WCRI: Nearly 1 in 12 Injured Workers Who Started Narcotics Still Using Them 3-6 Months Later
This study will help public officials, employers, and other stakeholders understand as well as balance providing appropriate care to injured workers while reducing unnecessary risks to patients and costs to employers.
Cambridge, MA (PRWEB) October 02, 2012
With opioid misuse a top public health problem in the United States, a new report by the Workers Compensation Research Institute (WCRI) showed that few physicians were following recommended treatment guidelines to prevent it.

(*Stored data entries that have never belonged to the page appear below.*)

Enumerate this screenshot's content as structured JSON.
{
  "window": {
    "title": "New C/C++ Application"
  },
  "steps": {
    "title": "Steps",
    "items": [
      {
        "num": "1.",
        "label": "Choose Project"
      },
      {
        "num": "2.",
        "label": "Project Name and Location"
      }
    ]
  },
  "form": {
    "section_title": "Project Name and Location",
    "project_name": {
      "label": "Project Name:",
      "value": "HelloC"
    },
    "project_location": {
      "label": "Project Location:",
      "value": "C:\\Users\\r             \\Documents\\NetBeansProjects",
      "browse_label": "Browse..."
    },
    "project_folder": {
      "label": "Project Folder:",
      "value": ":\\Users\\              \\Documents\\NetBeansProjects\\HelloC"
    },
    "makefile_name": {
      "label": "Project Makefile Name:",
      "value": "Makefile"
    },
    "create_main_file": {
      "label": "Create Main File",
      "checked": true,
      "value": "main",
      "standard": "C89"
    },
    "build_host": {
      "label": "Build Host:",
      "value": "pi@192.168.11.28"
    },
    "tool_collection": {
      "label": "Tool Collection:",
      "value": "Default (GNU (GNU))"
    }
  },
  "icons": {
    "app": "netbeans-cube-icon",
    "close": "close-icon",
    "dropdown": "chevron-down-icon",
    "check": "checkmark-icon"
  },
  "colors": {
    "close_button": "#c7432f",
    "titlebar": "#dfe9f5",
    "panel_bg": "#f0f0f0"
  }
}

This report, Longer-Term Use of Opioids, examined longer-term use of narcotics (or opioids) in 21 states and how often recommended treatment guidelines for monitoring injured workers with longer-term use were followed by physicians. The monitoring includes services, such as drug testing and psychological evaluations, which can help prevent opioid misuse by injured workers that could result in overdose deaths, addiction, and diversion. However, the study found relatively low compliance with the medical treatment guidelines in most states,
“This study addressed a very serious issue: how often doctors followed recommended treatment guidelines for monitoring injured workers under their care, who are longer-term users of narcotics,” said Dr. Richard Victor, WCRI´s Executive Director. “This study will help public officials, employers, and other stakeholders understand as well as balance providing appropriate care to injured workers while reducing unnecessary risks to patients and costs to employers.”
Among the study´s findings:
- More frequent and longer-term use of narcotics may lead to addiction and increased disability or work loss. Nearly 1 in 12 injured workers who started narcotics were still using them 3-6 months later.
- Drug testing was used less frequently than recommended by medical treatment guidelines. Among claims with longer-term use of narcotics, 18-30 percent received drug testing in most states studied, with the 21-state median at 24 percent. Over the study period, the percentage of workers with longer-term use of narcotics who received at least one drug test increased from 14 to 24 percent in the median state.
- Use of psychological evaluation and treatment services continued to be low. Only 4—7 percent of the injured workers with longer-term narcotic use received these services in the median state. Even in the state with the highest use of these services, only 1 in 4 injured workers with longer-term narcotic use had psychological evaluation and 1 in 6 received psychological treatment. Little change was seen in the frequency of use of these services.
The study is based on nearly 300,000 workers compensation claims and 1.1 million prescriptions associated with those claims from 21 states. The claims represent injuries arising from October 1, 2006 to September 30, 2009, with prescriptions filled up to March 31, 2011. The underlying data reflect an average of 24 months of experience. The states included in this study are: Arkansas, Arizona, California, Connecticut, Georgia, Illinois, Indiana, Iowa, Louisiana, Massachusetts, Michigan, Minnesota, New Jersey, New York, North Carolina, Pennsylvania, South Carolina, Tennessee, Texas, Virginia, and Wisconsin.
For more information about this study or to purchase a copy, click on the following link: http://www.wcrinet.org/result/longer-term_use_of_opioids_result.html.
The Workers Compensation Research Institute (WCRI) is an independent, not-for-profit research organization based in Cambridge, MA. Since 1983, WCRI has been a catalyst for significant improvements in workers’ compensation systems around the world with its objective, credible, and high-quality research. WCRI’s members include employers; insurers; governmental entities; managed care companies; health care providers; insurance regulators; state labor organizations; and state administrative agencies in the U.S., Canada, Australia and New Zealand.